Yes, it's the one with all the '80s action stars in one movie. While 'The Expendables 2' may be reduced to its impressive cast, there's something genuinely enjoyable about how much it just doesn't give a shit. It knows that it's ridiculous, and it has all the tropes and beats you'd expect in any '80s movies. Sylvester Stallone and Jason Statham have excellent banter together while Jean-Claude Van Damme plays a villain called Jean Vilain. COME ON.

 

'The Villainess'

The best way to describe 'The Villainess' is to imagine, if you can, 'John Wick' on speed. Then replace pretty much all the actors in 'John Wick' with South Korean actors. That's about halfway to describing the sheer insanity of it all.
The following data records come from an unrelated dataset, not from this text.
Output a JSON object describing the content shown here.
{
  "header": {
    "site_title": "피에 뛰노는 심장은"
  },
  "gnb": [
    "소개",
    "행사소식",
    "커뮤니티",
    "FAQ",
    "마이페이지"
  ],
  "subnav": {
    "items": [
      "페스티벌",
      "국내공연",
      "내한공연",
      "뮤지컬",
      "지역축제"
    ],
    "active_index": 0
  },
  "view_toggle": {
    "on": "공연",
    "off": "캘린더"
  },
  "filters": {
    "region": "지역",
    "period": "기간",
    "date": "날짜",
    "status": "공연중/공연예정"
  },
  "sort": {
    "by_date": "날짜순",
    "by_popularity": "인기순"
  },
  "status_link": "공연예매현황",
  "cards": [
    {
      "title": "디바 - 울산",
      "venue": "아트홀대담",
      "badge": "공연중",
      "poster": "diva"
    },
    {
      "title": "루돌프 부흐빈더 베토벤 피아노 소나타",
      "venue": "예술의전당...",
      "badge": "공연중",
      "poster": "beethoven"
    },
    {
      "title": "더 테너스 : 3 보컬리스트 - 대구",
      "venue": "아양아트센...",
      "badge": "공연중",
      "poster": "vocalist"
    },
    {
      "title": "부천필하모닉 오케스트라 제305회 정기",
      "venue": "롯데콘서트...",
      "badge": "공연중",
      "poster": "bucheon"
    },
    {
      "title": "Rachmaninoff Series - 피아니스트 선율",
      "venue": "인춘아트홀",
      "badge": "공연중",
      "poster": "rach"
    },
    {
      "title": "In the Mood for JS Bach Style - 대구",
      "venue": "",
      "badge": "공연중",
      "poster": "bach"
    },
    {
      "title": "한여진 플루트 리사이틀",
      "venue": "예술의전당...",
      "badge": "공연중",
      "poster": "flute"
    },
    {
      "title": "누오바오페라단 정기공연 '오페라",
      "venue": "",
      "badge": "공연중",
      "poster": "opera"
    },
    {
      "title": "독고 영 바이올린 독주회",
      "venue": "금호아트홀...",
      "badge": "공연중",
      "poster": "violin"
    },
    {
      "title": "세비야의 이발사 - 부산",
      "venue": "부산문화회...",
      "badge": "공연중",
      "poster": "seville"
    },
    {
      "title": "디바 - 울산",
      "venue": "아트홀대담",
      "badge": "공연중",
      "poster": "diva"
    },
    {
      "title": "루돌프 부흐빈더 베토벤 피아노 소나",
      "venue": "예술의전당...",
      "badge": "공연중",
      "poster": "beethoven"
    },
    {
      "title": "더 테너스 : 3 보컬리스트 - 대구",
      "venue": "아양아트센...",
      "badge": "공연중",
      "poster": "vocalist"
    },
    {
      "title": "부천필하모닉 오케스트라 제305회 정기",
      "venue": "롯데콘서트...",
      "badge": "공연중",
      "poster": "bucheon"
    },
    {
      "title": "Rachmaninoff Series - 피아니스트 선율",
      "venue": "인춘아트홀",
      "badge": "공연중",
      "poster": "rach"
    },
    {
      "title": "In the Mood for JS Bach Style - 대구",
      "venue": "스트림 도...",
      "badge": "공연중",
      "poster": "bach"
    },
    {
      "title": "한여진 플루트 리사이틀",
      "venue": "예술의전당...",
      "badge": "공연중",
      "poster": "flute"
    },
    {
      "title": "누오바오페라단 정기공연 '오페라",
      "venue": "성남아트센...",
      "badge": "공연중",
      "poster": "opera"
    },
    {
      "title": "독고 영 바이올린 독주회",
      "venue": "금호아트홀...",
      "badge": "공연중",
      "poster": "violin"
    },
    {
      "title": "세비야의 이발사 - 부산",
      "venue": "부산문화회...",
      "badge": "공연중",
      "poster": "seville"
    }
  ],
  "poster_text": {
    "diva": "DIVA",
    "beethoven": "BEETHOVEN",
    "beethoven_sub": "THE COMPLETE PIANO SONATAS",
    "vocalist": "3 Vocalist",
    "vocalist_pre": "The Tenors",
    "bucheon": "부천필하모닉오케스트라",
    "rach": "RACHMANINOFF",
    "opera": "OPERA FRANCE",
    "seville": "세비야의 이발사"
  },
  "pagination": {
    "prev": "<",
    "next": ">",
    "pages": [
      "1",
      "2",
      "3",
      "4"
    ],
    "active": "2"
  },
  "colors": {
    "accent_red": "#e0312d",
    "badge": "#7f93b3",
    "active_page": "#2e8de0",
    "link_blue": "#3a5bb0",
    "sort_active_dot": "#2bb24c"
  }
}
There really is nothing we can do to describe it any better than showing you this samurai sword fight on motorbikes. It's... crazy.

 

'Looper'

Rian Johnson of 'The Last Jedi' fame directs this crackling sci-fi action thriller starring Bruce Willis and Joseph Gordon-Levitt as younger and older versions of the same character. Set in the near future where time travel is only used by crime syndicates, Willis goes on the run in his past. He intends to track down the crime lord who murdered his wife and sent him into the past. Smartly bypassing any kind of the mechanics you'd expect from this kind of movie or even the fact that Levitt and Willis don't really look alike, 'Looper' instead focuses on the action and pacing.